“Navidad llegó y llegó la paz
Y sobre la tierra hay felicidad.
Navidad llegó y llegó el amor
Y en los corazones vibra la emoción.”
Así dice la traducción al español de la vieja Jingle Bells, la popularísima canción de Navidad que trascendió tiempos, lenguas y culturas (¿sabías que es una canción alemana del s.XIX?), “Navidad llegó y llegó la paz… y llegó el amor…” Sí. La Navidad llegó.
Dicho así suena a que era algo muy esperado, pero en realidad nadie se lo esperaba. Todo el pueblo judío tenía la idea del “yo seré su Dios”, pero ni les pasaba por la cabeza que ese Dios se hiciera presente en carne y hueso. Es algo similar a lo que nos pasa a los cristianos con el Apocalipsis: hay interpretaciones de todo tipo, algunas tan distintas que se oponen totalmente a otras. Como con el viejo dicho de “cada maestrito con su librito” según la orientación cristiana, la doctrina, la denominación, tendremos diferentes pensamientos y posturas. Es más, hace muchos años dejé de discutir sobre Apocalipsis cuando, estudiando, descubro que existen ocho posturas doctrinales bíblicamente correctas sobre el arrebatamiento, segunda venida y últimos tiempos, y que estas ocho se oponen entre sí.
No podemos afirmar lo que todavía no vemos con claridad ni debemos hacer doctrina basada en nuestra contexto racional, social, cultural.

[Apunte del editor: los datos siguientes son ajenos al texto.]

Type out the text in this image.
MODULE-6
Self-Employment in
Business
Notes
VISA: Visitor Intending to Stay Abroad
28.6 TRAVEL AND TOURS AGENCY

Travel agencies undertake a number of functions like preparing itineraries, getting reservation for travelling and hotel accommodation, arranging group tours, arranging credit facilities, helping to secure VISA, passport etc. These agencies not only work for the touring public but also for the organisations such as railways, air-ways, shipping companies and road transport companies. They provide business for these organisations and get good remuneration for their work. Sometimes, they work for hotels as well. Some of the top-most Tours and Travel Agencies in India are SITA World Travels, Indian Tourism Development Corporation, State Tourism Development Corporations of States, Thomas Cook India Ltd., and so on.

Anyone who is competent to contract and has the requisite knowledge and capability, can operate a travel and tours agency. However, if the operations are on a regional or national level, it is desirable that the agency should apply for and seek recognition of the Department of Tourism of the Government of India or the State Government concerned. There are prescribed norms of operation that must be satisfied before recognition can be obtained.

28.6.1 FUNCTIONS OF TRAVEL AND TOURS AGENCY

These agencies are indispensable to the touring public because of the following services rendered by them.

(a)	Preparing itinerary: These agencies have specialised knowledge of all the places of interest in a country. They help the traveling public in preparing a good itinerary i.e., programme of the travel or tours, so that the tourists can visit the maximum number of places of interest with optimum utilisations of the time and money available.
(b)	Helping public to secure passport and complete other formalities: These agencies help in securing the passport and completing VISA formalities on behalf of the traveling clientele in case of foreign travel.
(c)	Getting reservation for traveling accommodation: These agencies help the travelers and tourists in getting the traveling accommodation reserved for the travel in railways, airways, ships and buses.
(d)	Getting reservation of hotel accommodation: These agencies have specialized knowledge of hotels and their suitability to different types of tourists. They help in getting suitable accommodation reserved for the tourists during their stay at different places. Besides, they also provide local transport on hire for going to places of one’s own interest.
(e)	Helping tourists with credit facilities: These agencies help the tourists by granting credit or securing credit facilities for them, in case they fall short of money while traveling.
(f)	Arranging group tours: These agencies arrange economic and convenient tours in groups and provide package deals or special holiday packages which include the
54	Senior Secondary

Volviendo al punto: sí, Dios iba a estar con su pueblo pero… ¿nacer como un bebé? Eso no daba ni para mito fantasioso. Si nace no puede ser Dios. Pero Jesús nació. Dios hecho hombre nació. Dios con nosotros nació “…y habitó entre nosotros (y vimos su gloria, gloria como del unigénito del Padre), lleno de gracia y de verdad.” (Juan 1:14b)
El nacimiento es el cumplimiento de la profecía de Isaías, de que la virgen tendría un hijo (7:14), pero es el cumplimiento de Levítico 26:12 “Caminaré entre ustedes. Yo seré su Dios y ustedes serán mi pueblo.” Porque eso es lo que hace majestuoso, admirable, impensado y milagroso al nacimiento. No la virginidad, no la estrella en Belén, no los reyes de oriente, no el arcángel con los pastores, mucho menos la integridad de José, la entereza de María o la misericordia del que prestó el establo; lo que lo convierte en sobrenatural es “y dará a luz un hijo y lo llamará Emanuel” (Isaías 7:14) pero como lo dijo Mateo: “…y lo llamarán Emanuel» (que significa «Dios con nosotros»)” (Mateo 1:23)
Dios con nosotros. Dice Gálatas 4:5 “para rescatar a los que estaban bajo la Ley, a fin de que fuéramos adoptados como hijos.”
Dios con nosotros. Para cambiar nuestra condición y destino.
Dios con nosotros. Para abrir el camino a la eternidad.
Dios con nosotros. Para salir de la oscuridad.
Dios con nosotros. Para no ser huérfanos.
Dios con nosotros. Para tener propósito.
Dios con nosotros. Para ser hijos.
Te digo la tradicional: no seas como los mesoneros (hoteleros) que no dieron lugar a María embarazada y se perdieron al Dios nacido. Sé como el granjero que abrió su establo y recibió al Cristo en su propiedad.